Some gardeners also claim that these gorgeous flowers repel thrips and tomato hornworms. It did help me lessen the number of thrips, but not in the quantities I wished for.
So, if you have a problem with whiteflies on your tomatoes, simply plant marigolds nearby. If tomato hornworms or thrips bother your tomatoes, then garlic is a better choice in my opinion.
If you’ve ever had a problem with root-knot nematodes, I know how hard it can be. You’ll be happy to know that asparagus can repel these nuisances if planted near tomatoes.
According to research on using plant extracts (including asparagus) for treating root-knot nematodes on tomatoes, the method is effective and cost-efficient.
The story doesn’t end here.
Solanine found in tomato plants is believed to repel asparagus beetles, which can be detrimental if left untreated.
There’s one more great thing about this combo; both of these delicious veggies mature at different times, so they won’t steal each other’s food or the light they require at specific growth stages.

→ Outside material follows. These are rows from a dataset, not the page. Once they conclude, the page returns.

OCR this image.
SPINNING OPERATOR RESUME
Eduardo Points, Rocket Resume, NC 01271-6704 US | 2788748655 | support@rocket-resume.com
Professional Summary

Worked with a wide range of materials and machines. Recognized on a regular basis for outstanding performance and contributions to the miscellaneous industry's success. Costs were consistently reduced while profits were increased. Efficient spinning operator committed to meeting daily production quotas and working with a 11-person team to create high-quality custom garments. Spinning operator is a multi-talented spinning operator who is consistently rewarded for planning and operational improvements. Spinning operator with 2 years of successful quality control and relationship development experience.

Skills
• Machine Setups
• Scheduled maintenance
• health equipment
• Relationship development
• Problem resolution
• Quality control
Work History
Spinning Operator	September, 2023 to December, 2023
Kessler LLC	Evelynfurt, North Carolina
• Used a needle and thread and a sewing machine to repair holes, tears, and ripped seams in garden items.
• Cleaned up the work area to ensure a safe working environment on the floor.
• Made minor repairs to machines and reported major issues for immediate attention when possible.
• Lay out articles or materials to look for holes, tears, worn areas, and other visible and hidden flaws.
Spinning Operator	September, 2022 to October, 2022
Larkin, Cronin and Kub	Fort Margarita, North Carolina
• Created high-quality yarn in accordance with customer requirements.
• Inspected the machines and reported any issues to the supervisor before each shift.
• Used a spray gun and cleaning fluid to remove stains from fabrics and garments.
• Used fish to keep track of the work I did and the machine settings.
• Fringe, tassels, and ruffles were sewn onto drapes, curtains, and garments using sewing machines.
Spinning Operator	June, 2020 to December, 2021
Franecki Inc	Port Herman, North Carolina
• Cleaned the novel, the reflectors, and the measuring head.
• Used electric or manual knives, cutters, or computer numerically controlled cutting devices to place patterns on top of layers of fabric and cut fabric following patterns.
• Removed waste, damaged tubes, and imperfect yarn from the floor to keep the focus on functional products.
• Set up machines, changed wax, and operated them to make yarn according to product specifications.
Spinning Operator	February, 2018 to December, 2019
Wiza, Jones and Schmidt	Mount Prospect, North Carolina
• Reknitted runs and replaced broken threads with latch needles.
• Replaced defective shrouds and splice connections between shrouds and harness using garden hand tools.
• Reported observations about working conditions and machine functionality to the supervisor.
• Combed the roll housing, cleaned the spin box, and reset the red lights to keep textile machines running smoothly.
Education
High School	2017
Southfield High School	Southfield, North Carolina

Many gardeners struggle with Southern green stink bugs, and the problem is that these nuisances aren’t limited to tomato plants only. Black-eyed peas, or simply cowpeas, are believed to keep these annoying pests at bay.
Similarly to nasturtiums, cowpeas act as a trap crop, and green stink bugs will feed on them instead of your tomatoes.
But there’s one thing I hate about these bugs; they are great fliers, so it would be best if you could plant the cowpeas a couple of feet away from your tomatoes just to be safe.
If you have a problem with these bugs, check on your garden regularly because infestation can ruin your harvest.
This one is a bit controversial. The truth is that carrots won’t repel pests that bother tomatoes but they can enhance growing conditions, which is another great benefit.
Carrots are thought to improve soil quality and enhance porosity. As a result, the roots of your tomatoes will take up food and water from the soil more efficiently.
Tomatoes, on the other hand, will provide some shade for your carrots and protect them from harsh sun rays.
I’ve heard a couple of times that carrots remain small if planted near tomatoes. That doesn’t have to be true; if the soil isn’t heavy, your carrots will grow just fine and develop into large crops even if tomatoes are near.
Basil and tomatoes – a match made in heaven! And I’m not talking about when it’s used in delicious meals. If you plant them near each other, basil will take care of whiteflies and thrips.
Here comes the best part! Basil is thought to improve the taste of tomato plants because they share food below the soil line. Gardeners disagree on this one, but it can’t harm your plants so why not give it a whirl?
We’ve seen so many advantages of companion planting and what it can do for tomatoes. If you use it correctly, i.e., combine your tomatoes with the abovementioned veggies and herbs, you can fix pest or soil issues, maximize space, enhance flavor, and improve growing conditions.